Thursday, 9 September 2010

Korea - The first typhoon

Hello everyone!

So this week I did a full week of classes for the first time since mid-July. Yes, life out here is so hard. How do I cope. But that doesn't mean there wasn't any disruption.


On Wednesday rumours started swirling around. A storm was gathering. That's not a metaphor - literally, a typhoon was gathering in the East Sea (to all the Japanese who claim its called the Sea of Japan, go cry into some sake). I went to bed with the harmony of light drizzle rhythmically tapping against my window.

I woke up at 5am to a different sound. The sound of a cable violently, and not very rhythmically, crashing into said window. In spite of this rude awakening, I didn't think that the storm was particularly bad - just sounded like a bit of a gale, and we have them at home from time to time. I actually fell back asleep for a brief moment, before awaking for school.


The first signal of what had really happened came when I opened my window to find the plastic chairs from the bar across the road scattered across the gravel. Still, they are only plastic chairs, I can kick them over with little effort. So I step out into a slightly strong wind, take a turning and find this:


It's a neon sign. On the floor. Not where a neon sign belongs. OK, pretty strong.


More carnage was noticeable on my walk to school, which at this point I was hoping would have been cancelled, or at least delayed. Oh no.
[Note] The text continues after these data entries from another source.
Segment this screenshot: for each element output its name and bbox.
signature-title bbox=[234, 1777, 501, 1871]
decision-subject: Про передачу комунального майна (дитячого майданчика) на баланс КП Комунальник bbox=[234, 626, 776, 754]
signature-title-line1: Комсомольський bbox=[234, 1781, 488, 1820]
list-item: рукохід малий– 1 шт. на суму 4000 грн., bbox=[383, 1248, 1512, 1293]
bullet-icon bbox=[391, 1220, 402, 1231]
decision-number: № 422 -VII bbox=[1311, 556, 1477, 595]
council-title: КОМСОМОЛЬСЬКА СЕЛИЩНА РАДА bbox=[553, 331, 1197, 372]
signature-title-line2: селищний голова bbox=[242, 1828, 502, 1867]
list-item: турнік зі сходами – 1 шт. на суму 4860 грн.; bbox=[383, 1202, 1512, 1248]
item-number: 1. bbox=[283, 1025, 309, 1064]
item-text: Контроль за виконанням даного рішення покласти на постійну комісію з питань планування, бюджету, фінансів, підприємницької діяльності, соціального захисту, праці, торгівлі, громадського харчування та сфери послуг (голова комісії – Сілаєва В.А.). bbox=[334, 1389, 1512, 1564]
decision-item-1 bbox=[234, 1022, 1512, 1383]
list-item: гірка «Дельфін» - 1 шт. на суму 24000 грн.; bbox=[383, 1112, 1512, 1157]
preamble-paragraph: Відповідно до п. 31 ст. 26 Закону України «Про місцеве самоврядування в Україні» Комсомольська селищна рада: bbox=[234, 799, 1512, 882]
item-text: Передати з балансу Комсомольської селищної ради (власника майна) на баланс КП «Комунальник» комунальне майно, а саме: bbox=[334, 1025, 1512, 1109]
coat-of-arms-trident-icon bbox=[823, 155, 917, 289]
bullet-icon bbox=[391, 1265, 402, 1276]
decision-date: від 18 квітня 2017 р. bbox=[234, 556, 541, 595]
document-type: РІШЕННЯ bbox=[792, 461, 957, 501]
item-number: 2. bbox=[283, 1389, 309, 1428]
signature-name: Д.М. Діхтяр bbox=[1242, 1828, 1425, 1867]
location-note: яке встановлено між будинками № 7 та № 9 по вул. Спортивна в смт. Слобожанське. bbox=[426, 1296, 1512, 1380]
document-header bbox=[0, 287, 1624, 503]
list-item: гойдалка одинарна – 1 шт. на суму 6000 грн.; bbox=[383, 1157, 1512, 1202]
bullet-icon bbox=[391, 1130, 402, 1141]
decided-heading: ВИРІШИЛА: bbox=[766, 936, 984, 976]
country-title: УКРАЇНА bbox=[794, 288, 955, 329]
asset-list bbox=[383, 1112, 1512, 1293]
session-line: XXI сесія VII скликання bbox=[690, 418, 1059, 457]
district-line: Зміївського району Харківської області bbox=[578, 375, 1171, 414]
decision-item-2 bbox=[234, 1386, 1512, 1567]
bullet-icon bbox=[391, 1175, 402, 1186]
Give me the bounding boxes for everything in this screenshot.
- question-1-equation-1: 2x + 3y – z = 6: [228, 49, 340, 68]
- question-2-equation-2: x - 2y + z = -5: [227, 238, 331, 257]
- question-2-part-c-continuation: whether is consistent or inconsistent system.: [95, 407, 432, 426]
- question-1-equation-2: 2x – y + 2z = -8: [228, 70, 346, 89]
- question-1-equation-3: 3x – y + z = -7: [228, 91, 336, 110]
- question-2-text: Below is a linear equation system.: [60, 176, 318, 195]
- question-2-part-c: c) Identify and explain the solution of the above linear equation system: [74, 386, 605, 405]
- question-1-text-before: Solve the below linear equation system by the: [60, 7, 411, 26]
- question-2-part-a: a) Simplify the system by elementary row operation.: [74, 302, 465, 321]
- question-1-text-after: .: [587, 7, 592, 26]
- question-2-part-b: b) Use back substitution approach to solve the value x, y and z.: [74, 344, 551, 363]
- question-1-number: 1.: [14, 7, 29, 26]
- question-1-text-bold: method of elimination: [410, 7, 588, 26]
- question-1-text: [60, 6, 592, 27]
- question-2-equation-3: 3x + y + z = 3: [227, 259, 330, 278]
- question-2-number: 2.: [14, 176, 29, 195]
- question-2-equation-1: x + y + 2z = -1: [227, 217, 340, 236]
It was for elementary schools, it was for some middle schools, but in high school? No chance.


That's fine, I thought as I walked into my office. The workplace seemed different, however. Darker, for one. And hotter. And lots of items from the fridge were on the table. Marvellous - a power cut. Well, at least I wouldn't have any lessons. Or that's what logic would dictate when 95% of lessons I do rely on a PPT. But no. I had to teach old-school. In rooms that were getting increasingly hotter without fans or A/C.

It was actually good fun, and proved to myself that I might be a half-decent teacher after all. Though I didn't teach anything remotely constructive - we played pictionary for two lessons, then the electricity came back. It allowed my students to be quite creative as well - one team had apple, so drew an iPhone.


The majority of lessons that week were spent trialling the topic I was doing for my open class the next Wednesday. More on that next time. In the meantime, I think we are finally going to start adopting the British winds of austerity out here in Korea. We had a night in Hongdae on Saturday, naturally, but I have had FIVE leaving do's in the past week. Brittany on Sunday; Phil on Monday; Deb on Tuesday; Nat (and Deb again) on Friday; and Sean on Saturday. Not for the weak, a week like that. I will miss them all.


Apart from the first, I have attempted to save cash by not drinking on these occasions, though this is also to do with my impending 10k race. It is actually quite nice to wake up on a Sunday and not feel as though I'm at death's door. Something I might consider for when I get home, though unlikely. This time in three months I will have left Korea...but will NOT be at home...twist!